The International Association of Applied Psychology (IAAP) was officially founded in 1920 in Geneva as the first international academic society within the field of psychology. It was initially called Association Internationale de Psychotechnique in French.
Some years later, during its congress, which took place in Paris, in 1953, Applied Psychology was added to the Association’s original name. And the name officially became in English the International Association of Applied Psychology in London in 1955.

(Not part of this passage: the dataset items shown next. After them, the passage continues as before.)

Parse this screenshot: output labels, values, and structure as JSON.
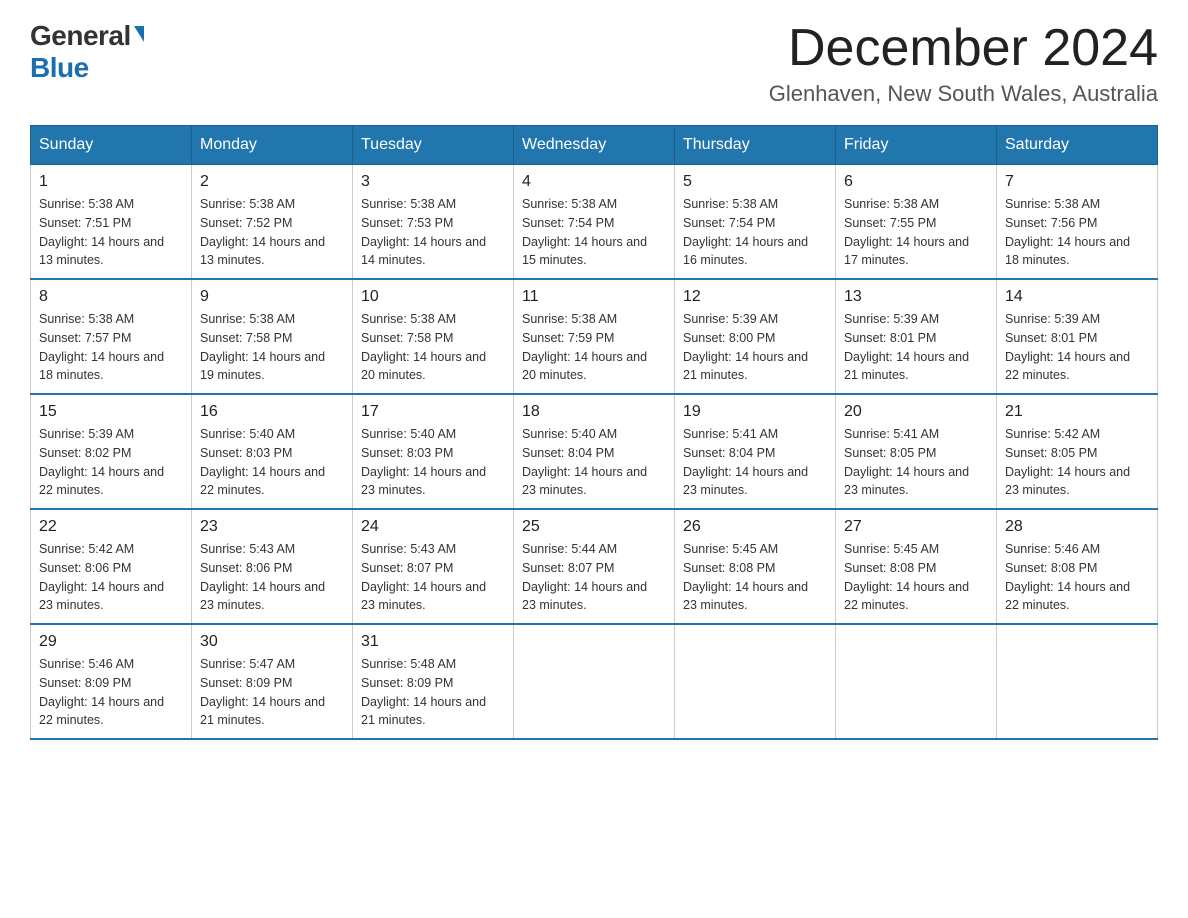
{
  "header": {
    "logo_general": "General",
    "logo_blue": "Blue",
    "month_title": "December 2024",
    "location": "Glenhaven, New South Wales, Australia"
  },
  "days_of_week": [
    "Sunday",
    "Monday",
    "Tuesday",
    "Wednesday",
    "Thursday",
    "Friday",
    "Saturday"
  ],
  "weeks": [
    [
      {
        "day": "1",
        "sunrise": "5:38 AM",
        "sunset": "7:51 PM",
        "daylight": "14 hours and 13 minutes."
      },
      {
        "day": "2",
        "sunrise": "5:38 AM",
        "sunset": "7:52 PM",
        "daylight": "14 hours and 13 minutes."
      },
      {
        "day": "3",
        "sunrise": "5:38 AM",
        "sunset": "7:53 PM",
        "daylight": "14 hours and 14 minutes."
      },
      {
        "day": "4",
        "sunrise": "5:38 AM",
        "sunset": "7:54 PM",
        "daylight": "14 hours and 15 minutes."
      },
      {
        "day": "5",
        "sunrise": "5:38 AM",
        "sunset": "7:54 PM",
        "daylight": "14 hours and 16 minutes."
      },
      {
        "day": "6",
        "sunrise": "5:38 AM",
        "sunset": "7:55 PM",
        "daylight": "14 hours and 17 minutes."
      },
      {
        "day": "7",
        "sunrise": "5:38 AM",
        "sunset": "7:56 PM",
        "daylight": "14 hours and 18 minutes."
      }
    ],
    [
      {
        "day": "8",
        "sunrise": "5:38 AM",
        "sunset": "7:57 PM",
        "daylight": "14 hours and 18 minutes."
      },
      {
        "day": "9",
        "sunrise": "5:38 AM",
        "sunset": "7:58 PM",
        "daylight": "14 hours and 19 minutes."
      },
      {
        "day": "10",
        "sunrise": "5:38 AM",
        "sunset": "7:58 PM",
        "daylight": "14 hours and 20 minutes."
      },
      {
        "day": "11",
        "sunrise": "5:38 AM",
        "sunset": "7:59 PM",
        "daylight": "14 hours and 20 minutes."
      },
      {
        "day": "12",
        "sunrise": "5:39 AM",
        "sunset": "8:00 PM",
        "daylight": "14 hours and 21 minutes."
      },
      {
        "day": "13",
        "sunrise": "5:39 AM",
        "sunset": "8:01 PM",
        "daylight": "14 hours and 21 minutes."
      },
      {
        "day": "14",
        "sunrise": "5:39 AM",
        "sunset": "8:01 PM",
        "daylight": "14 hours and 22 minutes."
      }
    ],
    [
      {
        "day": "15",
        "sunrise": "5:39 AM",
        "sunset": "8:02 PM",
        "daylight": "14 hours and 22 minutes."
      },
      {
        "day": "16",
        "sunrise": "5:40 AM",
        "sunset": "8:03 PM",
        "daylight": "14 hours and 22 minutes."
      },
      {
        "day": "17",
        "sunrise": "5:40 AM",
        "sunset": "8:03 PM",
        "daylight": "14 hours and 23 minutes."
      },
      {
        "day": "18",
        "sunrise": "5:40 AM",
        "sunset": "8:04 PM",
        "daylight": "14 hours and 23 minutes."
      },
      {
        "day": "19",
        "sunrise": "5:41 AM",
        "sunset": "8:04 PM",
        "daylight": "14 hours and 23 minutes."
      },
      {
        "day": "20",
        "sunrise": "5:41 AM",
        "sunset": "8:05 PM",
        "daylight": "14 hours and 23 minutes."
      },
      {
        "day": "21",
        "sunrise": "5:42 AM",
        "sunset": "8:05 PM",
        "daylight": "14 hours and 23 minutes."
      }
    ],
    [
      {
        "day": "22",
        "sunrise": "5:42 AM",
        "sunset": "8:06 PM",
        "daylight": "14 hours and 23 minutes."
      },
      {
        "day": "23",
        "sunrise": "5:43 AM",
        "sunset": "8:06 PM",
        "daylight": "14 hours and 23 minutes."
      },
      {
        "day": "24",
        "sunrise": "5:43 AM",
        "sunset": "8:07 PM",
        "daylight": "14 hours and 23 minutes."
      },
      {
        "day": "25",
        "sunrise": "5:44 AM",
        "sunset": "8:07 PM",
        "daylight": "14 hours and 23 minutes."
      },
      {
        "day": "26",
        "sunrise": "5:45 AM",
        "sunset": "8:08 PM",
        "daylight": "14 hours and 23 minutes."
      },
      {
        "day": "27",
        "sunrise": "5:45 AM",
        "sunset": "8:08 PM",
        "daylight": "14 hours and 22 minutes."
      },
      {
        "day": "28",
        "sunrise": "5:46 AM",
        "sunset": "8:08 PM",
        "daylight": "14 hours and 22 minutes."
      }
    ],
    [
      {
        "day": "29",
        "sunrise": "5:46 AM",
        "sunset": "8:09 PM",
        "daylight": "14 hours and 22 minutes."
      },
      {
        "day": "30",
        "sunrise": "5:47 AM",
        "sunset": "8:09 PM",
        "daylight": "14 hours and 21 minutes."
      },
      {
        "day": "31",
        "sunrise": "5:48 AM",
        "sunset": "8:09 PM",
        "daylight": "14 hours and 21 minutes."
      },
      null,
      null,
      null,
      null
    ]
  ],
  "labels": {
    "sunrise": "Sunrise:",
    "sunset": "Sunset:",
    "daylight": "Daylight:"
  }
}
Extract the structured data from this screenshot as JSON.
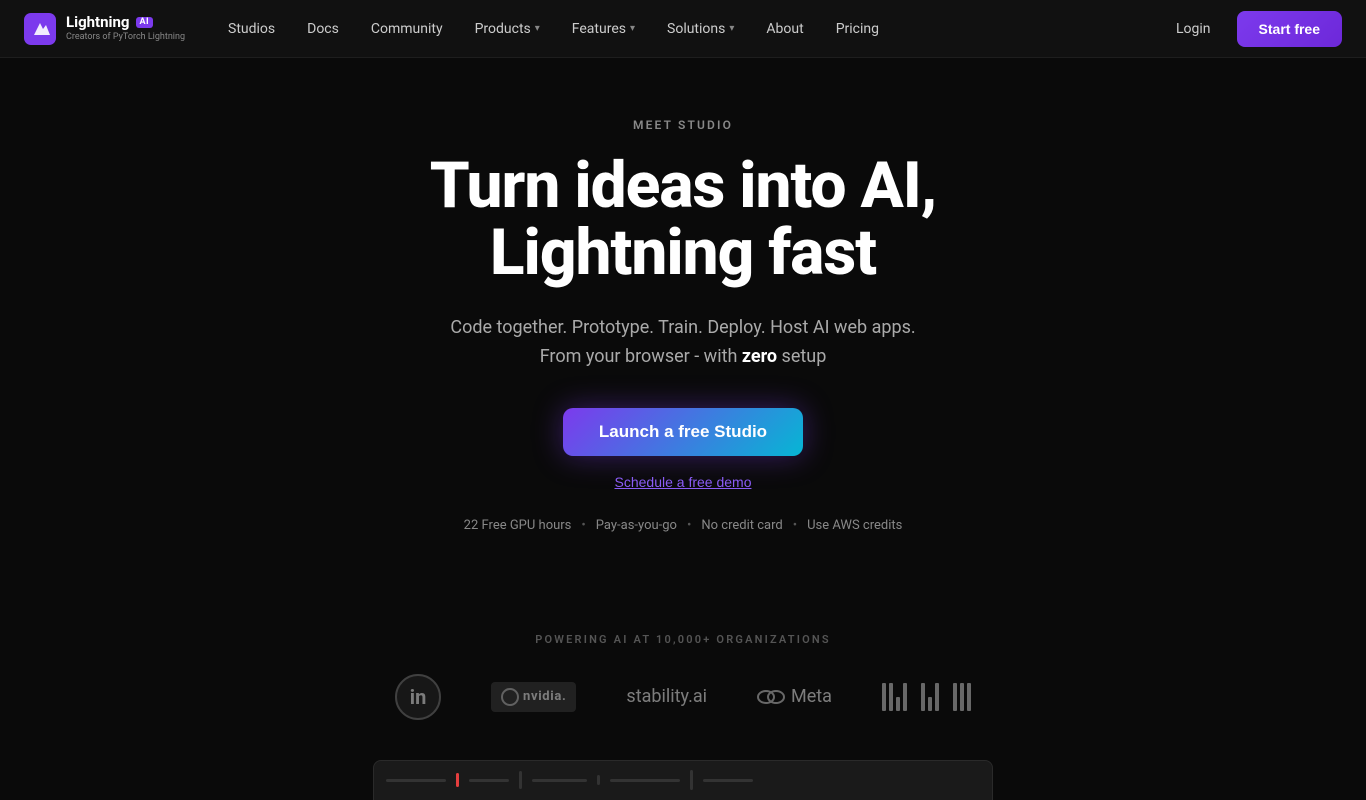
{
  "brand": {
    "name": "Lightning",
    "ai_badge": "AI",
    "subtitle": "Creators of PyTorch Lightning",
    "logo_unicode": "⚡"
  },
  "nav": {
    "links": [
      {
        "label": "Studios",
        "has_dropdown": false
      },
      {
        "label": "Docs",
        "has_dropdown": false
      },
      {
        "label": "Community",
        "has_dropdown": false
      },
      {
        "label": "Products",
        "has_dropdown": true
      },
      {
        "label": "Features",
        "has_dropdown": true
      },
      {
        "label": "Solutions",
        "has_dropdown": true
      },
      {
        "label": "About",
        "has_dropdown": false
      },
      {
        "label": "Pricing",
        "has_dropdown": false
      }
    ],
    "login_label": "Login",
    "start_free_label": "Start free"
  },
  "hero": {
    "eyebrow": "MEET STUDIO",
    "title": "Turn ideas into AI, Lightning fast",
    "subtitle_line1": "Code together. Prototype. Train. Deploy. Host AI web apps.",
    "subtitle_line2_prefix": "From your browser - with ",
    "subtitle_emphasis": "zero",
    "subtitle_line2_suffix": " setup",
    "cta_primary": "Launch a free Studio",
    "cta_secondary": "Schedule a free demo",
    "badge1": "22 Free GPU hours",
    "badge2": "Pay-as-you-go",
    "badge3": "No credit card",
    "badge4": "Use AWS credits"
  },
  "orgs": {
    "title": "POWERING AI AT 10,000+ ORGANIZATIONS",
    "logos": [
      {
        "name": "LinkedIn",
        "type": "linkedin"
      },
      {
        "name": "NVIDIA",
        "type": "nvidia"
      },
      {
        "name": "stability.ai",
        "type": "stability"
      },
      {
        "name": "Meta",
        "type": "meta"
      },
      {
        "name": "MIT",
        "type": "mit"
      }
    ]
  }
}
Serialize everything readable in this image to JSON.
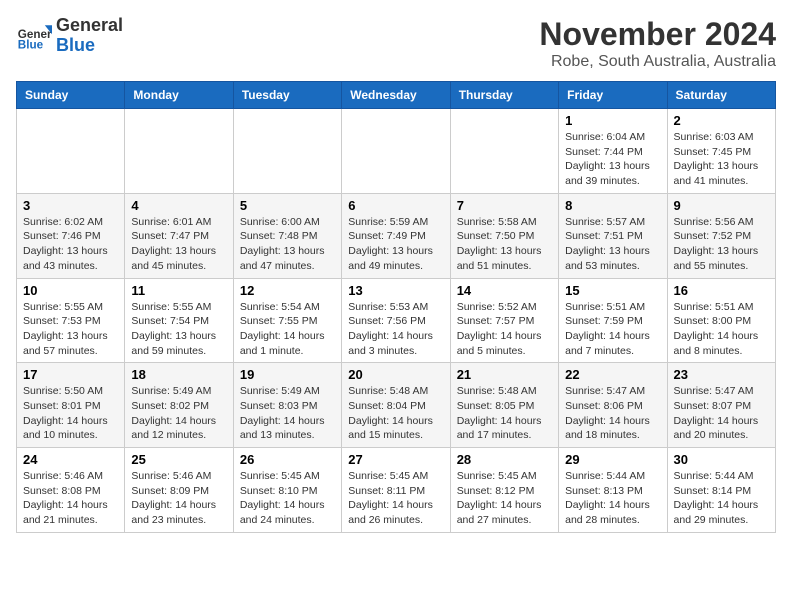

Among the 16 first Presidents of IAAP, let us note that nine of them are European, five came from the USA and Canada, and one came from Australia. Only two were women, both from France - Claude Lévy-Leboyer became President in 1982, after 62 years of male leadership. Christine Roland-Lévy became President of IAAP, as the second woman President, some 28 years later.
Other Presidents of note:
Edouard Claparède: the first President lead IAAP for 20 years, from 1920 to 1940 when he passed away.
Henri Piéron: the second President of IAAP, from 1947 to 1953, was also the President of the International Union of Psychological Science from its beginning; 1951 to 1954, overlapping with his time as IAAP President for two years.
Clifford B. Frisby: the third President of IAAP, was the first English speaking President and is the one who introduced the name of the International Association of Applied Psychology in English in 1955.
Edwin A. Fleishman: 6th President (1974-1982), became President of IAAP after being the President of the Society for Industrial and Organizational Psychology, SIOP (1973-1974).